Oggi ci farà bene ripeterci la domanda decisiva, che esce dalla sua bocca: “Voi chi dite che io sia?” (cfr v. 15). Tu – Gesù ti dice – tu, chi dici che io sia? Sentiamo la voce di Gesù che ci domanda questo. In altre parole: per me chi è Gesù? Un grande personaggio, un punto di riferimento, un modello irraggiungibile? Oppure è il Figlio Dio, che cammina al mio fianco, che può portarmi fino alla vetta della santità, là dove da solo non riesco ad arrivare? Gesù è davvero vivo nella mia vita, Gesù vive con me? È il mio Signore? Io mi affido a Lui nei momenti di difficoltà? Coltivo la sua presenza attraverso la Parola, attraverso i Sacramenti? Mi lascio guidare da Lui, insieme ai miei fratelli e sorelle, nella comunità? Maria, Madre del cammino, ci aiuti a sentire il suo Figlio vivo e presente accanto a noi» (Francesco, Angelus, 20-8-2023).
Spesso, anche vedendo il Crocifisso in ogni chiesa restiamo colpiti, commossi, coinvolti al pensiero che Gesù è morto per noi. Temo che con minor frequenza pensiamo al fatto – infinitamente più importante – che Lui è vivo (davvero mi sembra che nelle chiese Gesù risorto sia raffigurato molto meno spesso del Crocifisso!)
È così importante che Gesù sia risorto, in quanto solo se è risorto ha vinto il peccato e la morte e ci è davvero accanto e ci chiama e ci guarisce e ha un costante rapporto con noi, se ovviamente noi siamo docili, fedeli, in ascolto.
Giovedì scorso era la festa di san Bartolomeo. Chi mi conosce sa l’importanza che do alla Liturgia delle ore. Ebbene, nell’Ufficio delle letture del 24 agosto san Giovanni Crisostomo ci donava alcune riflessioni bellissime sull’esperienza e sul dramma degli Apostoli. Mi sembrano quasi la prova inconfutabile della risurrezione di Gesù.

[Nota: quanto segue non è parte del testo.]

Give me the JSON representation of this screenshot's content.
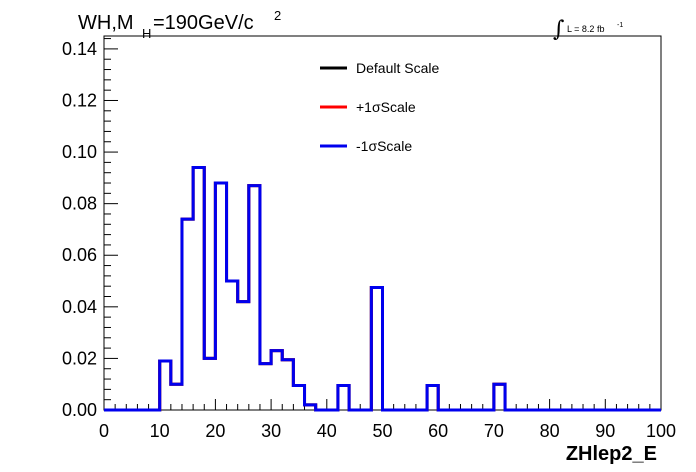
{
  "chart_data": {
    "type": "step",
    "title": "WH,M",
    "title_subscript": "H",
    "title_rest": "=190GeV/c",
    "title_superscript": "2",
    "luminosity_label": "L = 8.2 fb",
    "luminosity_superscript": "-1",
    "luminosity_integral": "∫",
    "xlabel": "ZHlep2_E",
    "ylabel": "",
    "xlim": [
      0,
      100
    ],
    "ylim": [
      0,
      0.145
    ],
    "xticks": [
      0,
      10,
      20,
      30,
      40,
      50,
      60,
      70,
      80,
      90,
      100
    ],
    "xtick_labels": [
      "0",
      "10",
      "20",
      "30",
      "40",
      "50",
      "60",
      "70",
      "80",
      "90",
      "100"
    ],
    "yticks": [
      0,
      0.02,
      0.04,
      0.06,
      0.08,
      0.1,
      0.12,
      0.14
    ],
    "ytick_labels": [
      "0.00",
      "0.02",
      "0.04",
      "0.06",
      "0.08",
      "0.10",
      "0.12",
      "0.14"
    ],
    "bin_width": 2,
    "bin_edges_start": 0,
    "legend_position": "top-center",
    "grid": false,
    "series": [
      {
        "name": "Default Scale",
        "color": "#000000",
        "values": [
          0,
          0,
          0,
          0,
          0,
          0.019,
          0.01,
          0.074,
          0.094,
          0.02,
          0.088,
          0.05,
          0.042,
          0.087,
          0.018,
          0.023,
          0.0195,
          0.0095,
          0.002,
          0,
          0,
          0.0095,
          0,
          0,
          0.0475,
          0,
          0,
          0,
          0,
          0.0095,
          0,
          0,
          0,
          0,
          0,
          0.01,
          0,
          0,
          0,
          0,
          0,
          0,
          0,
          0,
          0,
          0,
          0,
          0,
          0,
          0
        ]
      },
      {
        "name": "+1σScale",
        "color": "#ff0000",
        "values": [
          0,
          0,
          0,
          0,
          0,
          0.019,
          0.01,
          0.074,
          0.094,
          0.02,
          0.088,
          0.05,
          0.042,
          0.087,
          0.018,
          0.023,
          0.0195,
          0.0095,
          0.002,
          0,
          0,
          0.0095,
          0,
          0,
          0.0475,
          0,
          0,
          0,
          0,
          0.0095,
          0,
          0,
          0,
          0,
          0,
          0.01,
          0,
          0,
          0,
          0,
          0,
          0,
          0,
          0,
          0,
          0,
          0,
          0,
          0,
          0
        ]
      },
      {
        "name": "-1σScale",
        "color": "#0000ee",
        "values": [
          0,
          0,
          0,
          0,
          0,
          0.019,
          0.01,
          0.074,
          0.094,
          0.02,
          0.088,
          0.05,
          0.042,
          0.087,
          0.018,
          0.023,
          0.0195,
          0.0095,
          0.002,
          0,
          0,
          0.0095,
          0,
          0,
          0.0475,
          0,
          0,
          0,
          0,
          0.0095,
          0,
          0,
          0,
          0,
          0,
          0.01,
          0,
          0,
          0,
          0,
          0,
          0,
          0,
          0,
          0,
          0,
          0,
          0,
          0,
          0
        ]
      }
    ]
  }
}
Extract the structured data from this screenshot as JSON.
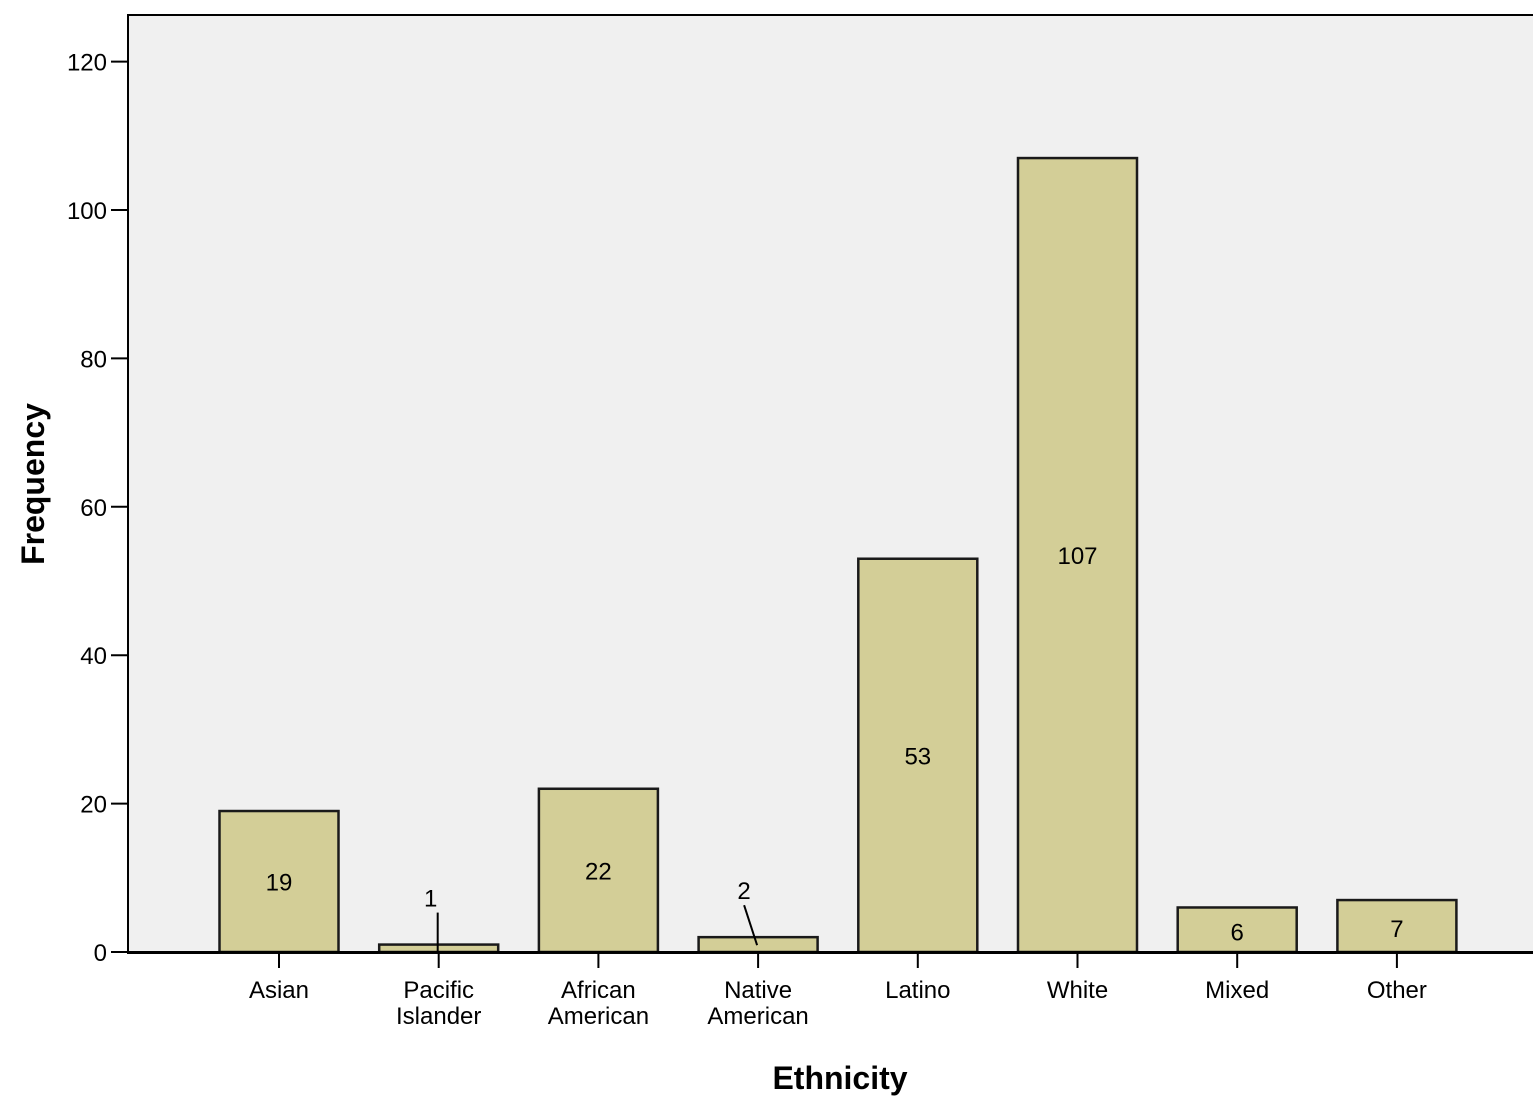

Gli evangelisti raccontano «che quando Cristo fu arrestato dopo tanti miracoli compiuti, tutti gli apostoli fuggirono e il loro capo lo rinnegò. Come si spiega allora che tutti costoro, quando il Cristo era ancora in vita, non avevano saputo resistere a pochi giudici, mentre poi, giacendo lui morto e sepolto e, secondo gli increduli, non risorto, e quindi non in grado di parlare, avrebbero ricevuto da lui tanto coraggio da schierarsi vittoriosamente contro il mondo intero? Non avrebbero piuttosto dovuto dire: E adesso? Non ha potuto salvare se stesso, come potrà difendere noi? Non è stato capace di proteggere se stesso, come potrà tenderci la mano da morto? In vita non è riuscito a conquistare una sola nazione, e noi, col solo suo nome, dovremmo conquistare il mondo? Non sarebbe da folli non solo mettersi in simile impresa, ma perfino solo pensarla? È evidente perciò che, se non lo avessero visto risuscitato e non avessero avuto una prova inconfutabile della sua potenza, non si sarebbero esposti a tanto rischio» (san Giovanni Crisostomo, Omelie sulla prima lettera ai Corinzi).